SPAM is meat in a can; let’s think about what that means. I’m aware that it doesn’t contain the finest cuts of rare breed swine with a royal bloodline and that what it does contain is salty as hell, conceals a significant proportion of your daily fat intake and slides out of the can with an alarming jelly-lubed slurp. There’s no denying though, that on certain days in certain ways, I’ll chomp my way down memory lane and like it.

And you know what? It’s amazing how many people share in my occasional appreciation. Simon Majumdar for example, revelled in his opportunity to judge at the SPAM cook of the year awards, while my good friend Lizzie introduced me to one of her family’s favourite ways to eat it.

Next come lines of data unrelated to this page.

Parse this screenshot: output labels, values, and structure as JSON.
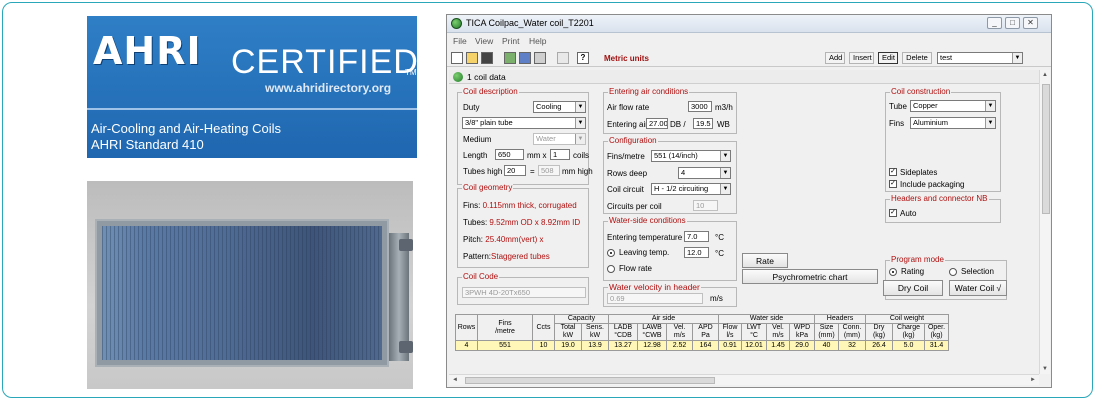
{
  "ahri": {
    "logo": "AHRI",
    "certified": "CERTIFIED",
    "tm": "TM",
    "url": "www.ahridirectory.org",
    "desc_line1": "Air-Cooling and Air-Heating Coils",
    "desc_line2": "AHRI Standard 410"
  },
  "window": {
    "title": "TICA Coilpac_Water coil_T2201",
    "controls": [
      "_",
      "□",
      "✕"
    ]
  },
  "menu": [
    "File",
    "View",
    "Print",
    "Help"
  ],
  "toolbar": {
    "metric_units": "Metric units",
    "add": "Add",
    "insert": "Insert",
    "edit": "Edit",
    "delete": "Delete",
    "project": "test"
  },
  "sheet": {
    "title": "1 coil data"
  },
  "coil_description": {
    "title": "Coil description",
    "duty_label": "Duty",
    "duty_value": "Cooling",
    "tube_type": "3/8\" plain tube",
    "medium_label": "Medium",
    "medium_value": "Water",
    "length_label": "Length",
    "length_value": "650",
    "length_unit": "mm x",
    "coils_value": "1",
    "coils_label": "coils",
    "tubes_high_label": "Tubes high",
    "tubes_high_value": "20",
    "equals": "=",
    "height_value": "508",
    "height_unit": "mm high"
  },
  "coil_geometry": {
    "title": "Coil geometry",
    "fins_label": "Fins:",
    "fins_value": "0.115mm thick, corrugated",
    "tubes_label": "Tubes:",
    "tubes_value": "9.52mm OD x 8.92mm ID",
    "pitch_label": "Pitch:",
    "pitch_value": "25.40mm(vert) x",
    "pattern_label": "Pattern:",
    "pattern_value": "Staggered tubes"
  },
  "coil_code": {
    "title": "Coil Code",
    "value": "3PWH 4D-20Tx650"
  },
  "entering_air": {
    "title": "Entering air conditions",
    "airflow_label": "Air flow rate",
    "airflow_value": "3000",
    "airflow_unit": "m3/h",
    "entering_label": "Entering air",
    "db_value": "27.00",
    "db_label": "DB /",
    "wb_value": "19.5",
    "wb_label": "WB"
  },
  "configuration": {
    "title": "Configuration",
    "fins_label": "Fins/metre",
    "fins_value": "551 (14/inch)",
    "rows_label": "Rows deep",
    "rows_value": "4",
    "circuit_label": "Coil circuit",
    "circuit_value": "H - 1/2 circuiting",
    "circuits_label": "Circuits per coil",
    "circuits_value": "10"
  },
  "water_side": {
    "title": "Water-side conditions",
    "entering_label": "Entering temperature",
    "entering_value": "7.0",
    "entering_unit": "°C",
    "leaving_label": "Leaving temp.",
    "leaving_value": "12.0",
    "leaving_unit": "°C",
    "flow_label": "Flow rate"
  },
  "water_velocity": {
    "title": "Water velocity in header",
    "value": "0.69",
    "unit": "m/s"
  },
  "rate_button": "Rate",
  "psychrometric_button": "Psychrometric chart",
  "coil_construction": {
    "title": "Coil construction",
    "tube_label": "Tube",
    "tube_value": "Copper",
    "fins_label": "Fins",
    "fins_value": "Aluminium",
    "sideplates_label": "Sideplates",
    "packaging_label": "Include packaging"
  },
  "headers_nb": {
    "title": "Headers and connector NB",
    "auto_label": "Auto"
  },
  "program_mode": {
    "title": "Program mode",
    "rating_label": "Rating",
    "selection_label": "Selection",
    "dry_coil": "Dry Coil",
    "water_coil": "Water Coil √"
  },
  "results": {
    "groups": [
      "Capacity",
      "Air side",
      "Water side",
      "Headers",
      "Coil weight"
    ],
    "columns": [
      [
        "Rows",
        ""
      ],
      [
        "Fins",
        "/metre"
      ],
      [
        "Ccts",
        ""
      ],
      [
        "Total",
        "kW"
      ],
      [
        "Sens.",
        "kW"
      ],
      [
        "LADB",
        "°CDB"
      ],
      [
        "LAWB",
        "°CWB"
      ],
      [
        "Vel.",
        "m/s"
      ],
      [
        "APD",
        "Pa"
      ],
      [
        "Flow",
        "l/s"
      ],
      [
        "LWT",
        "°C"
      ],
      [
        "Vel.",
        "m/s"
      ],
      [
        "WPD",
        "kPa"
      ],
      [
        "Size",
        "(mm)"
      ],
      [
        "Conn.",
        "(mm)"
      ],
      [
        "Dry",
        "(kg)"
      ],
      [
        "Charge",
        "(kg)"
      ],
      [
        "Oper.",
        "(kg)"
      ]
    ],
    "row": [
      "4",
      "551",
      "10",
      "19.0",
      "13.9",
      "13.27",
      "12.98",
      "2.52",
      "164",
      "0.91",
      "12.01",
      "1.45",
      "29.0",
      "40",
      "32",
      "26.4",
      "5.0",
      "31.4"
    ]
  },
  "colors": {
    "ahri_blue": "#1f67b0",
    "group_title_red": "#b01010",
    "result_row_yellow": "#fff7b8",
    "frame_teal": "#2aa7b8"
  },
  "icons": [
    "app-icon",
    "new-file-icon",
    "open-folder-icon",
    "save-icon",
    "printer-icon",
    "help-icon"
  ]
}
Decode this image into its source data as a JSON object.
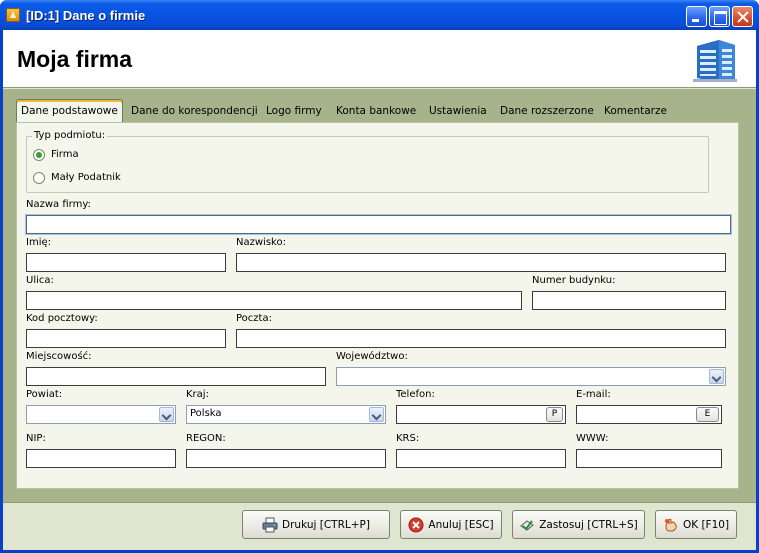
{
  "window": {
    "title": "[ID:1] Dane o firmie"
  },
  "header": {
    "title": "Moja firma"
  },
  "tabs": [
    {
      "label": "Dane podstawowe"
    },
    {
      "label": "Dane do korespondencji"
    },
    {
      "label": "Logo firmy"
    },
    {
      "label": "Konta bankowe"
    },
    {
      "label": "Ustawienia"
    },
    {
      "label": "Dane rozszerzone"
    },
    {
      "label": "Komentarze"
    }
  ],
  "entity_type": {
    "legend": "Typ podmiotu:",
    "options": [
      {
        "label": "Firma",
        "checked": true
      },
      {
        "label": "Mały Podatnik",
        "checked": false
      }
    ]
  },
  "form": {
    "company_name": {
      "label": "Nazwa firmy:",
      "value": ""
    },
    "first_name": {
      "label": "Imię:",
      "value": ""
    },
    "last_name": {
      "label": "Nazwisko:",
      "value": ""
    },
    "street": {
      "label": "Ulica:",
      "value": ""
    },
    "building_number": {
      "label": "Numer budynku:",
      "value": ""
    },
    "postal_code": {
      "label": "Kod pocztowy:",
      "value": ""
    },
    "post_office": {
      "label": "Poczta:",
      "value": ""
    },
    "city": {
      "label": "Miejscowość:",
      "value": ""
    },
    "voivodeship": {
      "label": "Województwo:",
      "value": ""
    },
    "county": {
      "label": "Powiat:",
      "value": ""
    },
    "country": {
      "label": "Kraj:",
      "value": "Polska"
    },
    "phone": {
      "label": "Telefon:",
      "value": "",
      "button": "P"
    },
    "email": {
      "label": "E-mail:",
      "value": "",
      "button": "E"
    },
    "nip": {
      "label": "NIP:",
      "value": ""
    },
    "regon": {
      "label": "REGON:",
      "value": ""
    },
    "krs": {
      "label": "KRS:",
      "value": ""
    },
    "www": {
      "label": "WWW:",
      "value": ""
    }
  },
  "buttons": {
    "print": "Drukuj [CTRL+P]",
    "cancel": "Anuluj [ESC]",
    "apply": "Zastosuj [CTRL+S]",
    "ok": "OK [F10]"
  },
  "icons": {
    "app": "app-icon",
    "header": "building-icon",
    "print": "printer-icon",
    "cancel": "cancel-icon",
    "apply": "apply-icon",
    "ok": "ok-hand-icon"
  },
  "colors": {
    "titlebar": "#0853e2",
    "tab_area": "#a7b48b",
    "page": "#f4f6ec",
    "radio_checked": "#33a02c"
  }
}
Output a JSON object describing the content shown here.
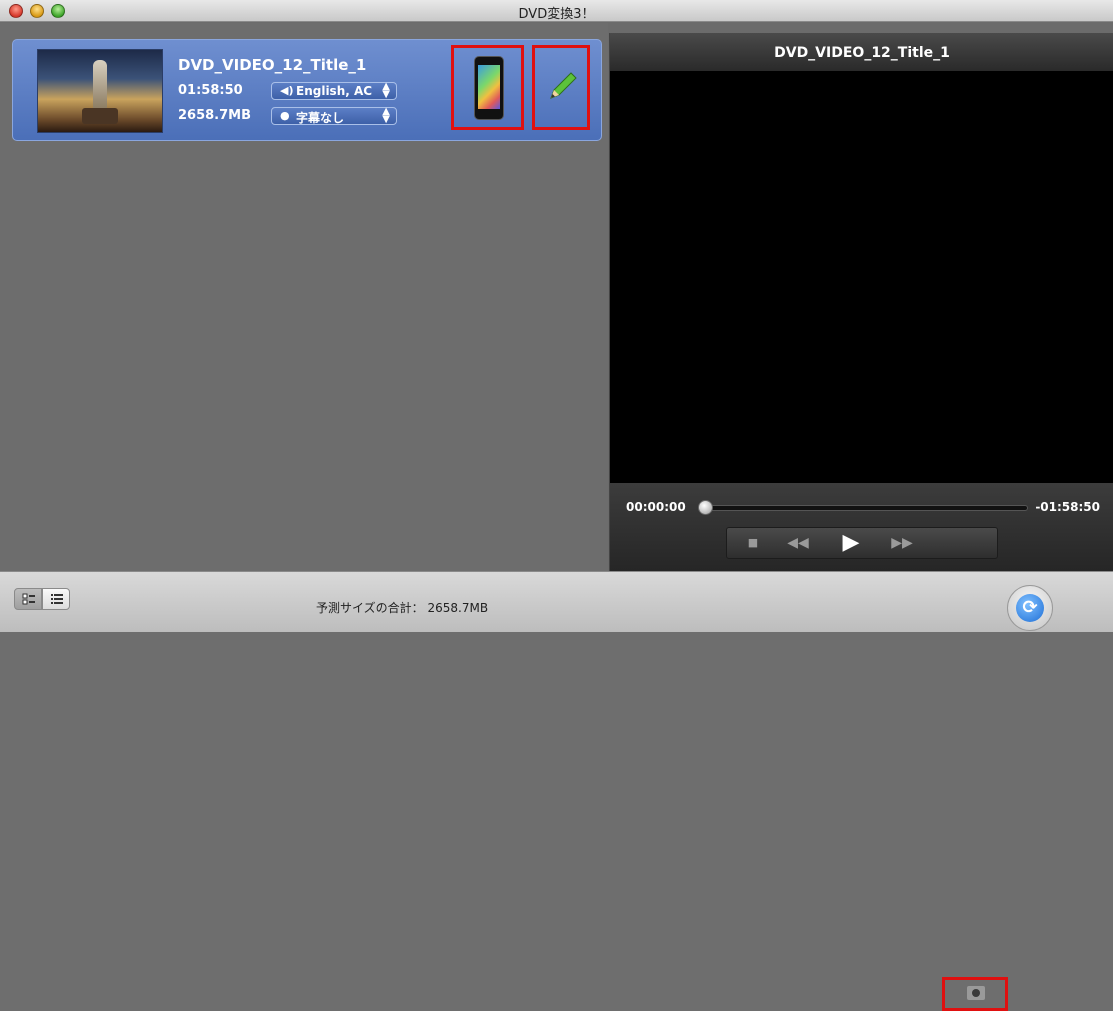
{
  "window": {
    "title": "DVD変換3！"
  },
  "item": {
    "title": "DVD_VIDEO_12_Title_1",
    "duration": "01:58:50",
    "size": "2658.7MB",
    "audio_label": "English, AC",
    "subtitle_label": "字幕なし"
  },
  "player": {
    "title": "DVD_VIDEO_12_Title_1",
    "time_current": "00:00:00",
    "time_remaining": "-01:58:50",
    "progress": 0
  },
  "footer": {
    "total_label": "予測サイズの合計：",
    "total_value": "2658.7MB"
  },
  "colors": {
    "selection": "#5a7ec6",
    "highlight_border": "#e01010"
  }
}
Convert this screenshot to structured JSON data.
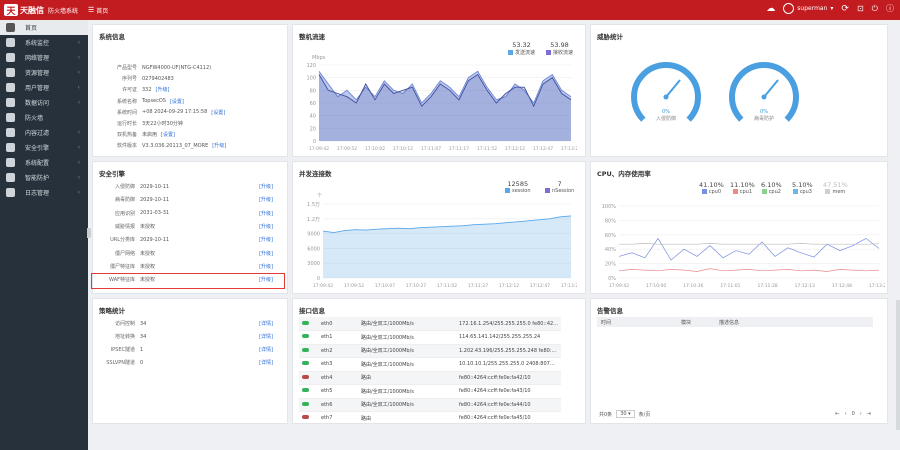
{
  "topbar": {
    "logo_mark": "天",
    "brand": "天融信",
    "system_name": "防火墙系统",
    "home_crumb": "首页",
    "user": "superman",
    "icons": [
      "cloud-icon",
      "user-icon",
      "refresh-icon",
      "lock-icon",
      "power-icon",
      "info-icon"
    ]
  },
  "sidebar": {
    "items": [
      {
        "label": "首页",
        "icon": "home-icon",
        "active": true
      },
      {
        "label": "系统监控",
        "icon": "monitor-icon",
        "arrow": "‹"
      },
      {
        "label": "网络管理",
        "icon": "network-icon",
        "arrow": "‹"
      },
      {
        "label": "资源管理",
        "icon": "resource-icon",
        "arrow": "‹"
      },
      {
        "label": "用户管理",
        "icon": "users-icon",
        "arrow": "‹"
      },
      {
        "label": "数据访问",
        "icon": "globe-icon",
        "arrow": "‹"
      },
      {
        "label": "防火墙",
        "icon": "firewall-icon"
      },
      {
        "label": "内容过滤",
        "icon": "filter-icon",
        "arrow": "‹"
      },
      {
        "label": "安全引擎",
        "icon": "shield-icon",
        "arrow": "‹"
      },
      {
        "label": "系统配置",
        "icon": "gear-icon",
        "arrow": "‹"
      },
      {
        "label": "智能防护",
        "icon": "protect-icon",
        "arrow": "‹"
      },
      {
        "label": "日志管理",
        "icon": "log-icon",
        "arrow": "‹"
      }
    ]
  },
  "sysinfo": {
    "title": "系统信息",
    "rows": [
      {
        "k": "产品型号",
        "v": "NGFW4000-UF(NTG-C4112)"
      },
      {
        "k": "序列号",
        "v": "0279402483"
      },
      {
        "k": "许可证",
        "v": "332",
        "l": "[升级]"
      },
      {
        "k": "系统名称",
        "v": "TopsecOS",
        "l": "[设置]"
      },
      {
        "k": "系统时间",
        "v": "+08 2024-09-29 17:15:58",
        "l": "[设置]"
      },
      {
        "k": "运行时长",
        "v": "3天22小时30分钟"
      },
      {
        "k": "双机热备",
        "v": "未启用",
        "l": "[设置]"
      },
      {
        "k": "软件版本",
        "v": "V3.3.036.20113_07_MORE",
        "l": "[升级]"
      }
    ]
  },
  "traffic": {
    "title": "整机流速",
    "unit": "Mbps",
    "legend": [
      {
        "value": "53.32",
        "name": "发送流速",
        "color": "#5aa7e8"
      },
      {
        "value": "53.98",
        "name": "接收流速",
        "color": "#7b6fd6"
      }
    ],
    "times": [
      "17:09:42",
      "17:09:52",
      "17:10:02",
      "17:10:12",
      "17:11:07",
      "17:11:17",
      "17:11:52",
      "17:12:12",
      "17:12:47",
      "17:13:22"
    ]
  },
  "threat": {
    "title": "威胁统计",
    "gauges": [
      {
        "pct": "0%",
        "name": "入侵防御"
      },
      {
        "pct": "0%",
        "name": "病毒防护"
      }
    ]
  },
  "engine": {
    "title": "安全引擎",
    "rows": [
      {
        "k": "入侵防御",
        "v": "2029-10-11",
        "l": "[升级]"
      },
      {
        "k": "病毒防御",
        "v": "2029-10-11",
        "l": "[升级]"
      },
      {
        "k": "应用识别",
        "v": "2031-03-31",
        "l": "[升级]"
      },
      {
        "k": "威胁情报",
        "v": "未授权",
        "l": "[升级]"
      },
      {
        "k": "URL分类库",
        "v": "2029-10-11",
        "l": "[升级]"
      },
      {
        "k": "僵尸网络",
        "v": "未授权",
        "l": "[升级]"
      },
      {
        "k": "僵尸特征库",
        "v": "未授权",
        "l": "[升级]"
      },
      {
        "k": "WAF特征库",
        "v": "未授权",
        "l": "[升级]"
      }
    ]
  },
  "conn": {
    "title": "并发连接数",
    "unit": "个",
    "legend": [
      {
        "value": "12585",
        "name": "session",
        "color": "#5aa7e8"
      },
      {
        "value": "7",
        "name": "nSession",
        "color": "#7b6fd6"
      }
    ],
    "yticks": [
      "1.5万",
      "1.2万",
      "9000",
      "6000",
      "3000",
      "0"
    ],
    "times": [
      "17:09:42",
      "17:09:52",
      "17:10:07",
      "17:10:27",
      "17:11:02",
      "17:11:27",
      "17:12:12",
      "17:12:47",
      "17:13:22"
    ]
  },
  "cpu": {
    "title": "CPU、内存使用率",
    "legend": [
      {
        "value": "41.10%",
        "name": "cpu0",
        "color": "#7b8fe0"
      },
      {
        "value": "11.10%",
        "name": "cpu1",
        "color": "#e88a8a"
      },
      {
        "value": "6.10%",
        "name": "cpu2",
        "color": "#8ed08e"
      },
      {
        "value": "5.10%",
        "name": "cpu3",
        "color": "#6ab7e6"
      },
      {
        "value": "47.51%",
        "name": "mem",
        "color": "#cfcfcf"
      }
    ],
    "yticks": [
      "100%",
      "80%",
      "60%",
      "40%",
      "20%",
      "0%"
    ],
    "times": [
      "17:09:42",
      "17:10:00",
      "17:10:36",
      "17:11:01",
      "17:11:28",
      "17:12:13",
      "17:12:48",
      "17:13:21"
    ]
  },
  "policy": {
    "title": "策略统计",
    "rows": [
      {
        "k": "访问控制",
        "v": "34",
        "l": "[详情]"
      },
      {
        "k": "地址转换",
        "v": "34",
        "l": "[详情]"
      },
      {
        "k": "IPSEC隧道",
        "v": "1",
        "l": "[详情]"
      },
      {
        "k": "SSLVPN隧道",
        "v": "0",
        "l": "[详情]"
      }
    ]
  },
  "ports": {
    "title": "接口信息",
    "rows": [
      {
        "name": "eth0",
        "mode": "路由/全双工/1000Mb/s",
        "addr": "172.16.1.254/255.255.255.0 fe80::42...",
        "color": "#33b35a"
      },
      {
        "name": "eth1",
        "mode": "路由/全双工/1000Mb/s",
        "addr": "114.65.141.142/255.255.255.24",
        "color": "#33b35a"
      },
      {
        "name": "eth2",
        "mode": "路由/全双工/1000Mb/s",
        "addr": "1.202.43.196/255.255.255.248 fe80:...",
        "color": "#33b35a"
      },
      {
        "name": "eth3",
        "mode": "路由/全双工/1000Mb/s",
        "addr": "10.10.10.1/255.255.255.0 2408:807...",
        "color": "#33b35a"
      },
      {
        "name": "eth4",
        "mode": "路由",
        "addr": "fe80::4264:ccff:fe0e:fa42/10",
        "color": "#b84a4a"
      },
      {
        "name": "eth5",
        "mode": "路由/全双工/1000Mb/s",
        "addr": "fe80::4264:ccff:fe0e:fa43/10",
        "color": "#33b35a"
      },
      {
        "name": "eth6",
        "mode": "路由/全双工/1000Mb/s",
        "addr": "fe80::4264:ccff:fe0e:fa44/10",
        "color": "#33b35a"
      },
      {
        "name": "eth7",
        "mode": "路由",
        "addr": "fe80::4264:ccff:fe0e:fa45/10",
        "color": "#b84a4a"
      }
    ]
  },
  "alarms": {
    "title": "告警信息",
    "columns": [
      "时间",
      "模块",
      "描述信息"
    ],
    "pager": {
      "total": "共0条",
      "size": "30",
      "per": "条/页",
      "page": "0"
    }
  },
  "chart_data": [
    {
      "type": "area",
      "title": "整机流速",
      "series": [
        {
          "name": "发送流速",
          "values": [
            110,
            90,
            70,
            80,
            65,
            85,
            70,
            95,
            80,
            75,
            90,
            60,
            75,
            95,
            85,
            70,
            100,
            110,
            85,
            65,
            70,
            90,
            80,
            60,
            95,
            105,
            80,
            70
          ]
        },
        {
          "name": "接收流速",
          "values": [
            105,
            80,
            75,
            70,
            60,
            90,
            65,
            90,
            75,
            80,
            85,
            55,
            70,
            90,
            80,
            65,
            95,
            105,
            80,
            60,
            75,
            85,
            85,
            55,
            90,
            100,
            75,
            65
          ]
        }
      ],
      "ylim": [
        0,
        120
      ]
    },
    {
      "type": "area",
      "title": "并发连接数",
      "series": [
        {
          "name": "session",
          "values": [
            9500,
            9200,
            9600,
            9800,
            9700,
            9900,
            10000,
            10100,
            10000,
            10200,
            10300,
            10400,
            10500,
            10600,
            10800,
            10900,
            11000,
            11200,
            11400,
            11600,
            11800,
            12000,
            12400,
            12585
          ]
        }
      ],
      "ylim": [
        0,
        15000
      ]
    },
    {
      "type": "line",
      "title": "CPU、内存使用率",
      "series": [
        {
          "name": "cpu0",
          "values": [
            30,
            35,
            28,
            55,
            25,
            40,
            30,
            45,
            28,
            38,
            33,
            50,
            30,
            42,
            35,
            29,
            47,
            38,
            45,
            55,
            41
          ]
        },
        {
          "name": "cpu1",
          "values": [
            10,
            12,
            11,
            10,
            12,
            11,
            9,
            13,
            10,
            11,
            12,
            10,
            11,
            12,
            10,
            11,
            9,
            12,
            11,
            10,
            11
          ]
        },
        {
          "name": "mem",
          "values": [
            47,
            47,
            48,
            47,
            47,
            47,
            47,
            48,
            47,
            47,
            47,
            47,
            47,
            47,
            48,
            47,
            47,
            47,
            47,
            47,
            47.5
          ]
        }
      ],
      "ylim": [
        0,
        100
      ]
    }
  ]
}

Su-Lin serves up a classic SPAM, egg and rice, Sunflower makes some stonking Chinese pancakes and the Hawaiians are mad for SPAM Musubi.

When the people at SPAM offered to send me a cooking set, I accepted with the enthusiasm of the ten year old me. In it were such treasures as a SPAM apron; a SPAM oven glove; two pens (appropriately embellished, obviously); a cook book; a spatula and of course, a tin of SPAM. In return for this gift, the official people have asked me to come up with a recipe. I thought about the best way to use it. It’s a luncheon meat and the only really acceptable time to eat luncheon meat for me is in either something Chinese-style or in a dish similarly spiced, funked and/or pickled…

Enter the SPAM mi (that’s a bánh mì using – you’ve guessed it – SPAM). I smothered slices with a mixture of crushed garlic, black pepper, fish sauce and sesame oil before frying until crisp and stuffing into warmed baguette piled high with familiar bánh mì garnishes. It really hit the spot.

The taste and smell of the pink fried slices transported me back in time almost instantly, but my own personal history with the mystery meat is minuscule compared to the bigger picture. World War II troops practically lived on the stuff and in Hawaii, they still do the same today, feeling sufficiently passionate to celebrate it with the annual Waikiki SPAM Jam festival. It’s even on the menu at Maccy D’s. There’s a fan club, an outrageously famous comedy sketch, a cook book and a museum. While I probably limit my own consumption to a couple of tins per year, it’s a guilty pleasure that I’m happy to embrace because let’s face it, sometimes only the saline whack of a low budget cured pork product will do.

SPAM Mi

340g SPAM (can size), cut into 1cm slices
2 tablespoons coarse, crushed black pepper
2 tablespoons fish sauce
1 teaspoon sesame oil
1 large clove crushed garlic

Garnish

Coriander leaves
Mint leaves
Sliced red chilli
Thinly sliced red onion or spring onion
Mayonnaise
Thin, de-seeded cucumber slices
Carrot and daikon pickle (there are loads of recipes out there – it’s really about adjusting to taste. Here’s one from Viet World Kitchen).

Baguette (to stuff it all into. Apparently the best ones are made from rice flour but I’ve never found one so I just use a normal one and scoop out a bit of the insides if it’s really dense).

For the SPAM, mix the pepper, fish sauce, sesame oil and garlic together well then rub over the SPAM slices and allow to marinate for an hour. After this time, fry the slices in a small amount of vegetable oil until golden and crisp on both sides. Drain on kitchen paper.

To build, lightly warm your baguette in the oven and then smear on the mayo, add the SPAM and all your other ingredients as desired.